EPA nominee assures GOP senators regulation ‘is not the sole answer’ on climate

Michael Regan, tapped to lead the Environmental Protection Agency, assured Republican senators he doesn’t view regulation as the sole method of dramatically reducing greenhouse gas emissions to meet President Biden’s climate promises.

Regan, during his nomination hearing Wednesday, said the EPA would move “with a sense of urgency on climate change” and that he supported Biden’s climate agenda, which he touted as “aggressive” and “ambitious” but separate from the liberal Green New Deal.

Nonetheless, Regan, who serves as secretary of the North Carolina Department of Environmental Quality, sought to assure Republican senators that he wouldn’t use emissions mandates as a sledgehammer that would crush jobs in energy-producing states. Republicans largely responded positively to their exchanges with Regan, suggesting he could face an easier path to confirmation.

“I do believe that regulation is not the sole answer,” Regan said during an exchange with Indiana Republican Sen. Mike Braun.

During his tenure in North Carolina, Regan said, he has worked to craft regulations that are “flexible enough” to allow for technological innovation. However, he cautioned that it is difficult for environmental agencies such as the EPA to support companies with technical expertise if budgets are slashed.
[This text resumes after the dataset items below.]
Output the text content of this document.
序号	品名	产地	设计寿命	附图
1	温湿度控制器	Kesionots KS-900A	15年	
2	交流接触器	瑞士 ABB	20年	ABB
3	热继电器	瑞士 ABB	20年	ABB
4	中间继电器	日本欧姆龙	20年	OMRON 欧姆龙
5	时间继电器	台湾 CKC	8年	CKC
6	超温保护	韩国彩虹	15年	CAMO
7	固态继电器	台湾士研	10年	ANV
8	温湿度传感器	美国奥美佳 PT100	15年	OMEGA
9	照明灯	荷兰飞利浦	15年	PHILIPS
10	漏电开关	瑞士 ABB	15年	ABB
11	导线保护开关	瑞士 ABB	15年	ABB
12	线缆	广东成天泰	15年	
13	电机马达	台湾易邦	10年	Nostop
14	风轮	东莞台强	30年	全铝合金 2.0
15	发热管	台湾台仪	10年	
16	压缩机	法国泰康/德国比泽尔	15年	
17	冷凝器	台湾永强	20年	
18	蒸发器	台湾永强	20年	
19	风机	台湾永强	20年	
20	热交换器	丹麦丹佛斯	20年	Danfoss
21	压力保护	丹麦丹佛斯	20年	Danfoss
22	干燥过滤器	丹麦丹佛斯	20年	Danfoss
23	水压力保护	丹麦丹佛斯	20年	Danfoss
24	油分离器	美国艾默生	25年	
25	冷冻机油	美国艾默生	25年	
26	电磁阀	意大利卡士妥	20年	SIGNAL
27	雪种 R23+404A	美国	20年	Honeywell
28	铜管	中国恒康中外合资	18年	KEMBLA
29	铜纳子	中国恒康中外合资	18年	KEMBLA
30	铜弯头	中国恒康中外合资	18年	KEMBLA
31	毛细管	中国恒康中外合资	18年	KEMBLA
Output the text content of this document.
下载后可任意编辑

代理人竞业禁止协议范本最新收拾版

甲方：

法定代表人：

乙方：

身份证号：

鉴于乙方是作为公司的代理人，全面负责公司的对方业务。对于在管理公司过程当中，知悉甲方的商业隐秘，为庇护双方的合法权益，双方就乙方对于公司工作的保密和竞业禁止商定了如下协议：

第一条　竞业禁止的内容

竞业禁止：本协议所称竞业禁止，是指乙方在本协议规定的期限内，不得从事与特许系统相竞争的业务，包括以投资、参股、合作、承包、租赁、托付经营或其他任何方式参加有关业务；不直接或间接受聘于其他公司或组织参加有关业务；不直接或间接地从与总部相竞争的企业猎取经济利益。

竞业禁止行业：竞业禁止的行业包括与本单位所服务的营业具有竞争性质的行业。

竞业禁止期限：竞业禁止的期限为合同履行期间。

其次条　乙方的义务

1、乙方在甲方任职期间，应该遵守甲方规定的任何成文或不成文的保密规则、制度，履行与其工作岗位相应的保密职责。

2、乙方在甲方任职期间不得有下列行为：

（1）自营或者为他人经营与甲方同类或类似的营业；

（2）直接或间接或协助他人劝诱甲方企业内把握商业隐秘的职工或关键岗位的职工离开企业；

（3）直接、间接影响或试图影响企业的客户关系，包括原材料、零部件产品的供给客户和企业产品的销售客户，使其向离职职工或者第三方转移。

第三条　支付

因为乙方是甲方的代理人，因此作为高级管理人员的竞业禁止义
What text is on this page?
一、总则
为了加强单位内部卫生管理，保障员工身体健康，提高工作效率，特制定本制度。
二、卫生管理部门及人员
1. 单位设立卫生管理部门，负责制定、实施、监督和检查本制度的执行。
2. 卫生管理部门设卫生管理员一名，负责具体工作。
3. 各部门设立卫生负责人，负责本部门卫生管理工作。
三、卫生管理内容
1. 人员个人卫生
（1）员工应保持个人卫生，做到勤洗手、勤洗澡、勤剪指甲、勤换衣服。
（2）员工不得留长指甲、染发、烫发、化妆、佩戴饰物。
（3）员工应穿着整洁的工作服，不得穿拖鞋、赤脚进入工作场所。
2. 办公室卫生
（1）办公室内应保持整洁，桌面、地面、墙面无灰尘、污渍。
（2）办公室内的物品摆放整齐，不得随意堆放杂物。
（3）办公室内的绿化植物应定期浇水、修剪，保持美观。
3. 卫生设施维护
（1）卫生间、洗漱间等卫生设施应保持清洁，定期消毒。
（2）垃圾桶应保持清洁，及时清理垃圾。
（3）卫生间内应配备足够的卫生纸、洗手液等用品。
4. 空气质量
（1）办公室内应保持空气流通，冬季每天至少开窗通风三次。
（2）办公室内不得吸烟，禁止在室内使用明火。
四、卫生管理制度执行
Republican senators, during their questions to Regan, lambasted the climate change executive actions Biden has taken in his first couple of weeks, especially the cancellation of the Keystone XL pipeline, which energy-state lawmakers such as outgoing Committee on Environment and Public Works Chairman Sen. John Barrasso of Wyoming and Sen. Dan Sullivan of Alaska said will kill thousands of jobs.

Sullivan, in perhaps the most heated exchange in a generally genial hearing, pressed Regan on Biden’s decision to cancel the pipeline and halt oil and gas leasing on federal lands. The Alaska senator criticized others on Biden’s team, including Energy Secretary nominee Jennifer Granholm and special climate envoy John Kerry, for comments that jobs would be “sacrificed” and workers would be able to switch easily to clean-energy jobs.

“This is my whole problem. This is why we want to talk to the president,” Sullivan said, adding Biden is putting forward a strategy that would lower U.S. energy production. “The only replacement is no jobs in this sector and importing more oil and gas from countries like Russia and Venezuela.”

Regan, in response, said he believes many of the skill sets of energy workers in Alaska and other states “can move quickly” to jobs securing methane leaks from oil and gas pipelines, building out water infrastructure, or modernizing the power grid.

“I don’t think it’s a good idea to kill jobs,” Regan said. “I think it’s a good idea to ensure we’re transitioning the economy toward where we know the jobs will be.”

West Virginia Sen. Shelley Moore Capito, the incoming top Republican on the committee, also pressed Regan whether he would answer to Biden’s climate “czars” Kerry and Gina McCarthy, who Capito said don’t have any accountability to Congress.

Regan said he has spoken with McCarthy, Biden’s national climate adviser and a former EPA administrator, about their roles, and he assured Capito he would answer directly to Biden and would be accountable for all EPA policies.